A VACCINE in development at the University of Oxford could be ready as early as September, researchers have revealed.
The team of scientists is led by Irish professor Adrian Hill, who previously worked on Ebola and maria vaccines.
The high-profile research, which launched in May, recruited up to 10,000 people to be used in human trials of the vaccine the team had in development.
Now researchers have revealed that the human trials have shown extremely positive results, with the vaccine potentially providing "double protection" against the virus.
According to The Daily Telegraph, blood samples taken from volunteers who received the vaccine showed accelerated growth in antibodies and T-cells, which play a vital part in the body's immune response.
David Carpenter, chairman of the Berkshire Research Ethics Committee said the vaccine was "absolutely on track"-- and could be widely available as close as September.
Admitting that "nobody can put final dates" as "things might go wrong", Mr Carpenter said "the reality is that by working with a big pharma company, that vaccine could be fairly widely avalailable around September and that is the sort of target they are working on".
If the vaccine works, priority will be given to the most vulnerable, such as the elderly, immunocompromised and healthcare workers.

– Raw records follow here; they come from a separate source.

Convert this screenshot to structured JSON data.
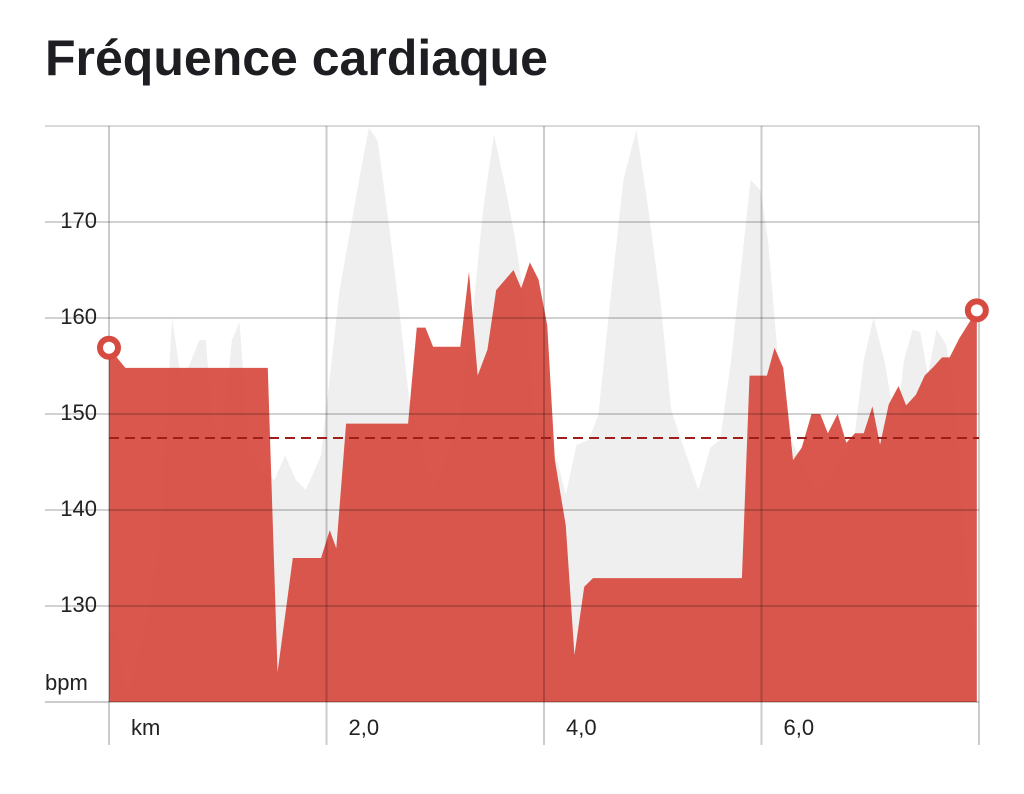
{
  "chart_data": {
    "type": "area",
    "title": "Fréquence cardiaque",
    "y_label": "bpm",
    "xlim": [
      0,
      8
    ],
    "ylim": [
      120,
      180
    ],
    "xticks": [
      {
        "value": 0,
        "label": "km"
      },
      {
        "value": 2,
        "label": "2,0"
      },
      {
        "value": 4,
        "label": "4,0"
      },
      {
        "value": 6,
        "label": "6,0"
      }
    ],
    "yticks": [
      130,
      140,
      150,
      160,
      170
    ],
    "grid": true,
    "average": 147.5,
    "average_color": "#9e1f1a",
    "series": [
      {
        "color": "#efefef",
        "x": [
          0,
          0.08,
          0.17,
          0.35,
          0.47,
          0.58,
          0.66,
          0.74,
          0.83,
          0.89,
          0.95,
          1.04,
          1.13,
          1.2,
          1.29,
          1.4,
          1.52,
          1.62,
          1.72,
          1.81,
          1.95,
          2.12,
          2.3,
          2.39,
          2.47,
          2.58,
          2.67,
          2.76,
          2.85,
          2.99,
          3.13,
          3.24,
          3.33,
          3.44,
          3.54,
          3.63,
          3.72,
          3.82,
          3.91,
          4.0,
          4.12,
          4.2,
          4.3,
          4.41,
          4.5,
          4.61,
          4.73,
          4.85,
          4.96,
          5.07,
          5.17,
          5.26,
          5.42,
          5.53,
          5.62,
          5.72,
          5.81,
          5.9,
          5.99,
          6.06,
          6.16,
          6.27,
          6.39,
          6.5,
          6.63,
          6.72,
          6.84,
          6.94,
          7.03,
          7.13,
          7.24,
          7.31,
          7.39,
          7.46,
          7.53,
          7.61,
          7.7,
          7.79,
          7.88,
          7.98
        ],
        "values": [
          127.7,
          127,
          120.2,
          128.5,
          136.9,
          160,
          153.8,
          155.1,
          157.7,
          157.7,
          149.4,
          147.3,
          157.7,
          159.6,
          145.7,
          144.2,
          143.1,
          145.7,
          143.1,
          142.1,
          145.7,
          162.9,
          174.4,
          179.8,
          178.5,
          169.2,
          160.8,
          151.5,
          147.3,
          142.1,
          146.3,
          150.4,
          158.8,
          171.3,
          179.1,
          174.4,
          169.2,
          161.9,
          150.4,
          147.3,
          145.2,
          141.6,
          146.8,
          147.3,
          149.9,
          161.9,
          174.4,
          179.6,
          171.3,
          161.9,
          150.4,
          147.3,
          142.1,
          146.5,
          147.3,
          155.6,
          165,
          174.4,
          173.3,
          168.1,
          154.6,
          147.3,
          144.7,
          142.1,
          143.1,
          145.7,
          146.3,
          155.6,
          160,
          155.6,
          148.3,
          155.6,
          158.8,
          158.5,
          154.1,
          158.8,
          157.2,
          150.4,
          132.7,
          124.9
        ]
      },
      {
        "color": "#d64a40",
        "x": [
          0,
          0.15,
          1.46,
          1.55,
          1.69,
          1.95,
          2.03,
          2.09,
          2.18,
          2.75,
          2.83,
          2.91,
          2.98,
          3.23,
          3.31,
          3.39,
          3.48,
          3.56,
          3.72,
          3.79,
          3.87,
          3.95,
          4.03,
          4.1,
          4.2,
          4.28,
          4.37,
          4.45,
          5.82,
          5.89,
          6.05,
          6.12,
          6.2,
          6.29,
          6.37,
          6.46,
          6.54,
          6.61,
          6.7,
          6.78,
          6.86,
          6.94,
          7.02,
          7.09,
          7.17,
          7.26,
          7.33,
          7.42,
          7.5,
          7.58,
          7.66,
          7.73,
          7.82,
          7.98
        ],
        "values": [
          156.9,
          154.8,
          154.8,
          123.1,
          135,
          135,
          137.9,
          136,
          149,
          149,
          159,
          159,
          157,
          157,
          164.8,
          154,
          156.7,
          162.9,
          165,
          163.1,
          165.8,
          164,
          159.2,
          145.2,
          138.4,
          124.9,
          132,
          132.9,
          132.9,
          154,
          154,
          156.9,
          154.8,
          145.2,
          146.5,
          150,
          150,
          148,
          150,
          147,
          148,
          148,
          150.8,
          146.8,
          151,
          152.9,
          150.9,
          152,
          154,
          154.9,
          155.9,
          155.9,
          157.9,
          160.8
        ]
      }
    ]
  }
}
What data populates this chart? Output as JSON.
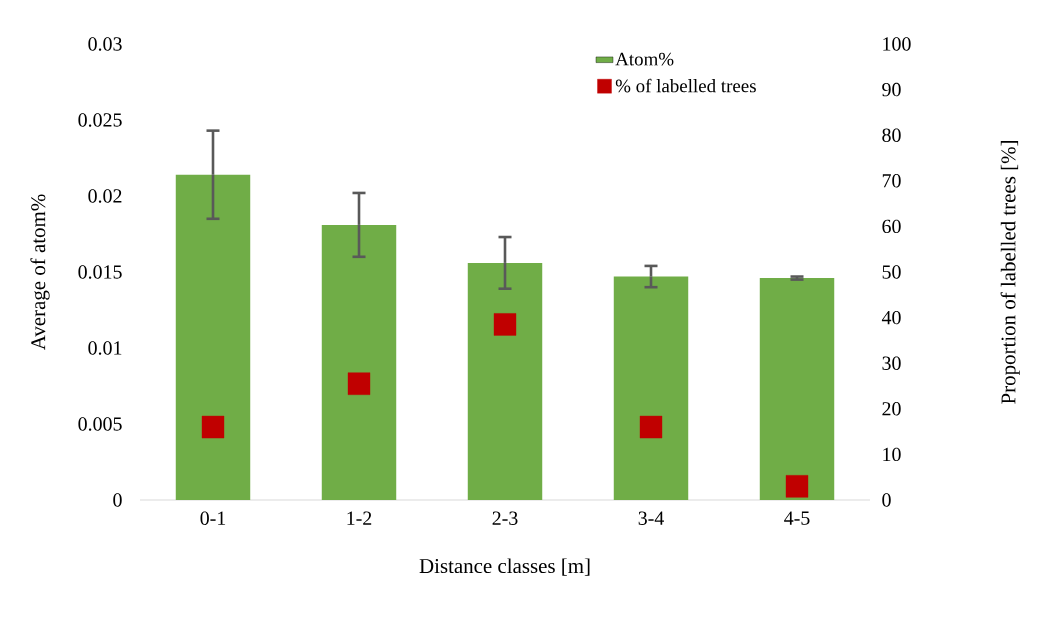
{
  "chart_data": {
    "type": "bar",
    "xlabel": "Distance classes [m]",
    "ylabel": "Average of atom%",
    "y2label": "Proportion of labelled trees [%]",
    "categories": [
      "0-1",
      "1-2",
      "2-3",
      "3-4",
      "4-5"
    ],
    "series": [
      {
        "name": "Atom%",
        "color": "#70ad47",
        "values": [
          0.0214,
          0.0181,
          0.0156,
          0.0147,
          0.0146
        ],
        "errors": [
          0.0029,
          0.0021,
          0.0017,
          0.0007,
          0.0001
        ]
      },
      {
        "name": "% of labelled trees",
        "type": "scatter",
        "axis": "y2",
        "marker": "square",
        "color": "#c00000",
        "values": [
          16,
          25.5,
          38.5,
          16,
          3
        ]
      }
    ],
    "ylim": [
      0,
      0.03
    ],
    "yticks": [
      0,
      0.005,
      0.01,
      0.015,
      0.02,
      0.025,
      0.03
    ],
    "y2lim": [
      0,
      100
    ],
    "y2ticks": [
      0,
      10,
      20,
      30,
      40,
      50,
      60,
      70,
      80,
      90,
      100
    ],
    "legend": "top right",
    "grid": false
  }
}
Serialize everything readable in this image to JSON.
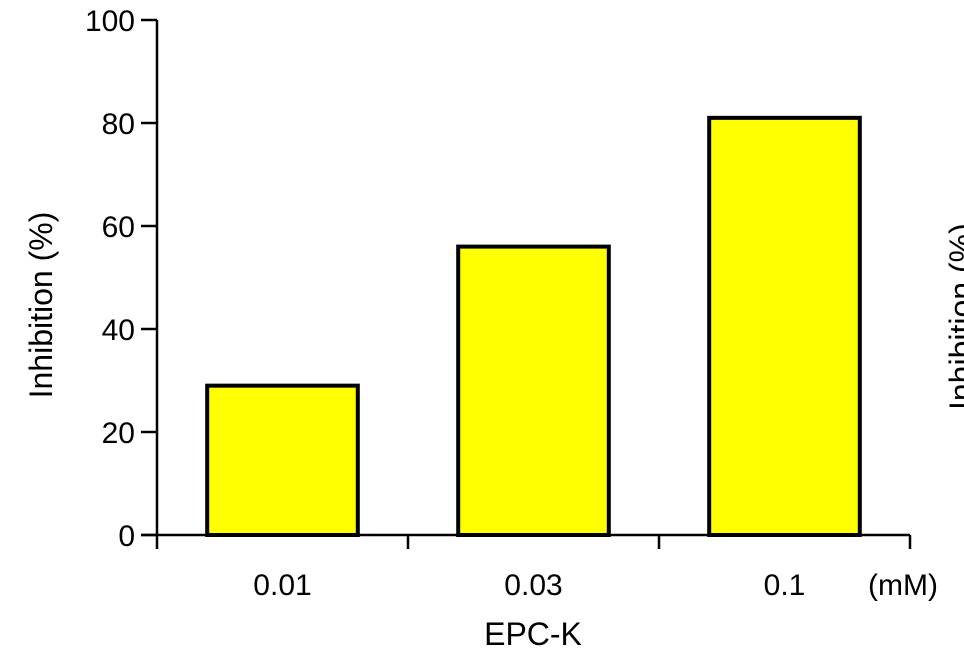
{
  "chart_data": {
    "type": "bar",
    "categories": [
      "0.01",
      "0.03",
      "0.1"
    ],
    "values": [
      29,
      56,
      81
    ],
    "xlabel": "EPC-K",
    "x_unit": "(mM)",
    "ylabel": "Inhibition (%)",
    "ylim": [
      0,
      100
    ],
    "yticks": [
      0,
      20,
      40,
      60,
      80,
      100
    ],
    "grid": false,
    "legend": "none",
    "bar_color": "#ffff00",
    "bar_edge_color": "#000000",
    "clipped_right_label": "Inhibition (%)"
  }
}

The initial testing is so positive, the pharmaceutical company has already agreed to supply around two billion doses of the vaccine worldwide, according to Sky News.
In further positive news in the global fight against the virus, a vaccine being trialled in the United States by Moderna Inc has also exceeded all expectations.
The New England Journal of Medicine revealed yesterday that the prototype shot, named mRNA-1273, has "revved up" people's immune systems against the virus.
According to researchers, all 45 of the tests subjects-- healthy people ranging in age from 18 to 55-- produced antibodies similar to the amount found in people who had contracted and recovered from the virus
Used in the same way as vaccines against other viruses and diseases, the mRNA contains a small amount of Covid-19, and when entered into the body of a healthy person, forces the body to produce an immunity response.
Some experienced mild flu-like symptoms but initial trials indicate the vaccine is safe.
Dr Kizzmekia S Corbett from the US National Institutes of Health said the vaccine "exceeds all expectations".